Therefore, say to the children of Israel “I am YHVH, and I shall take you out, etc.” And “therefore” means an oath, as it is said:

Therefore I have sworn that the iniquity of the house of Eli shall never be forgiven (Sam 1, 3:14)

(Midrash Tanchuma, Vaera 2)

Rashi also says that God’s full name, YHVH, is the name that indicates fulfillment of a promise. Shemot 6:3 reads: and my name YHVH I did not make known to them (Avraham, Yitzchak, and Yaakov). We see that God does appear to them by that name, so Rashi helps us to better understand the meaning of this verse.  Whereas God made a promise to the Patriarchs to give the land in which they lived to their descendants, and to release them from slavery in Egypt, that promise was not yet fulfilled in their time:

It is not written here “I did not make My name known to them” but “I did not become known to them by that name.” I was not known to them by My attribute of faithfulness, which is called by My name YHVH; trustworthy of  being true to My word, as I promised them (the Patriarchs) and had not yet fulfilled that promise. 
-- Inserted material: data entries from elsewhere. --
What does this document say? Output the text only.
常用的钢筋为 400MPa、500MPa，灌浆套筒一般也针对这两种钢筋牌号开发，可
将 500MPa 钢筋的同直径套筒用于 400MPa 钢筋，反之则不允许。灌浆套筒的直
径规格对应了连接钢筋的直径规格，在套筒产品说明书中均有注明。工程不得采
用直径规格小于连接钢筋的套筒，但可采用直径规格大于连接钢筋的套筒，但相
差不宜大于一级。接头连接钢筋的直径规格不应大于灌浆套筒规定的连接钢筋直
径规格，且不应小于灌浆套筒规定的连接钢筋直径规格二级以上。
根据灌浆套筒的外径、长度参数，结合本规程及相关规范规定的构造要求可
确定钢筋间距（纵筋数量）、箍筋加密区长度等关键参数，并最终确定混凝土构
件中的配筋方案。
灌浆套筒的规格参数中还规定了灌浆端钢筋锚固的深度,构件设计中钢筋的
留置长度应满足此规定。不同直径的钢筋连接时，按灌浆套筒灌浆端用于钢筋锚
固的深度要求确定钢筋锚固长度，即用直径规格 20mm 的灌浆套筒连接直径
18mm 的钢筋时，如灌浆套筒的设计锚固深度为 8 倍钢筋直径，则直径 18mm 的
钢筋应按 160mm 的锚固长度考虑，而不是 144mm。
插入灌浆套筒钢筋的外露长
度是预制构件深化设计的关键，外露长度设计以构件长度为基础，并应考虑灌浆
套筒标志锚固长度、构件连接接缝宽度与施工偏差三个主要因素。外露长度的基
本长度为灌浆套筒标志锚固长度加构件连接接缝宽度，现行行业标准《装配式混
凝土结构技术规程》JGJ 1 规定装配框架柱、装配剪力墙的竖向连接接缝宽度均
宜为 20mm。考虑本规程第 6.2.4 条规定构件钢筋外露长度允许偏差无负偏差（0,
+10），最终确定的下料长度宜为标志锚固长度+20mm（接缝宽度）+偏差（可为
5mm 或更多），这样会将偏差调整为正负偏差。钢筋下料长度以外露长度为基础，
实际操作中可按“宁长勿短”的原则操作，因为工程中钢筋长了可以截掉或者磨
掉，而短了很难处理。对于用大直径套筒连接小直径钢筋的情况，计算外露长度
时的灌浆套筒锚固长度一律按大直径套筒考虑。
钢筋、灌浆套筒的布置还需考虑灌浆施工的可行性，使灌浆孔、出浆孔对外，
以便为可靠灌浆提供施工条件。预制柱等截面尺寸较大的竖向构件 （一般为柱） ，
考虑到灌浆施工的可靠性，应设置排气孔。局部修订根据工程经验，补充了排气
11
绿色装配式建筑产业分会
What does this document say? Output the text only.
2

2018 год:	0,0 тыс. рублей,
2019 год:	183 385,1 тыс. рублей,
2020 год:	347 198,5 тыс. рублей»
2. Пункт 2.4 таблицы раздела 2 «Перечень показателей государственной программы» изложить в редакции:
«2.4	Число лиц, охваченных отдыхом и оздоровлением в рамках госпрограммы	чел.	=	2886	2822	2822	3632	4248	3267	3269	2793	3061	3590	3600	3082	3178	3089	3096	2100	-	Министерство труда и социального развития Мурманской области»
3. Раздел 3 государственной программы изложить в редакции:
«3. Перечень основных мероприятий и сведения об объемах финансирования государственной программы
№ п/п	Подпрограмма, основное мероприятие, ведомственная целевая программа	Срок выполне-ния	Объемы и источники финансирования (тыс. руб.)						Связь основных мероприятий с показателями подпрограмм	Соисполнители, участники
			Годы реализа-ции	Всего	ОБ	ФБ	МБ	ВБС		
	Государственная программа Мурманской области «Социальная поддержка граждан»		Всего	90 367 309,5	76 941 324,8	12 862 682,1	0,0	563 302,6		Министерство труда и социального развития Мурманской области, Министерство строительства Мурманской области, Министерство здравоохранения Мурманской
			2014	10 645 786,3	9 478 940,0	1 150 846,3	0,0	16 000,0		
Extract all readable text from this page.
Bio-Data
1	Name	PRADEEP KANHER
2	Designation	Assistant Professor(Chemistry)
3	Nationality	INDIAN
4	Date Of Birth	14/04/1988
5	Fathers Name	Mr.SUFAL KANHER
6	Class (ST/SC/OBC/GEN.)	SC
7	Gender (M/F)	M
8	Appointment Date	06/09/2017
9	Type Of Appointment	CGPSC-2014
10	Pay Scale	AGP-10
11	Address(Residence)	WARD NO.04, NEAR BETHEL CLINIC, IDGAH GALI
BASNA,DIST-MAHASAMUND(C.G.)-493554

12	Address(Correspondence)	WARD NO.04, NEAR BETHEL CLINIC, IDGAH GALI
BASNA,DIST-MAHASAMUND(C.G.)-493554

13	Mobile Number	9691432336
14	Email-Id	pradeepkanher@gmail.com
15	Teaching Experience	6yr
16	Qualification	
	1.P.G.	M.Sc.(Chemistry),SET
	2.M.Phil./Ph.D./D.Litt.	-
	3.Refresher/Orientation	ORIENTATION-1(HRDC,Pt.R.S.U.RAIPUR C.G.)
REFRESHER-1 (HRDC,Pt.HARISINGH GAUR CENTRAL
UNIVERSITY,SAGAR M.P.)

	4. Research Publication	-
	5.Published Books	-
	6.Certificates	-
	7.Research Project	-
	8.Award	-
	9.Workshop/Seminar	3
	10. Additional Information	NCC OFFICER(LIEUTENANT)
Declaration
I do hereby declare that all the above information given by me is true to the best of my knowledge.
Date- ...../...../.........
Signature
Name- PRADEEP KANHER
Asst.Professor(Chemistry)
Here are two places in which God’s holiest name indicates promise and that promise’s fulfillment. What can we make of the fact that this name, which is a combination of the word “be” in the past, present, and future tenses at once, is taken by some voices in the tradition to mean fulfillment of a promise?

There is one other Divine name which indicates “being,” which we saw in last week’s parashah. When Moshe asked God what he should call God, the answer was “Ehyeh asher ehyeh”, I will be that which I will be. Rashi’s interpretation on that verse (3:14) is “Just as I will be with you in this distress, I will also be with you in your future sufferings.”

A clinical chaplain, when visiting patients and families, performs one’s role by being with them. The chaplain’s job is not to effect cure, or to bring promise of recovery. The chaplain, through compassionate, empathic presence, and through prayer or meditation, when requested, brings spiritual healing in the forms of equanimity in the face of suffering, or finding meaning in one’s circumstances, or sacredness in one’s life.

What, then, do we make of the fact that this name Ehyeh, “I will be,” was revealed to Moshe before the full name of God was revealed, which means “being” beyond time? The first name indicates presence and compassion. The second indicates fulfillment of promise, and redemption from slavery. Are these names ever the same? Is compassionate presence a form of redemption if it does not effect any physical cure or rescue? Or are they different? Is Ehyeh a name of potential, not actualization?

The fullest name of God is a name of being at its fullest. It is a name of actualization, not just potential. The fullest form of being is one of full integrity; it is the way of making a promise of a vow, and making good on it.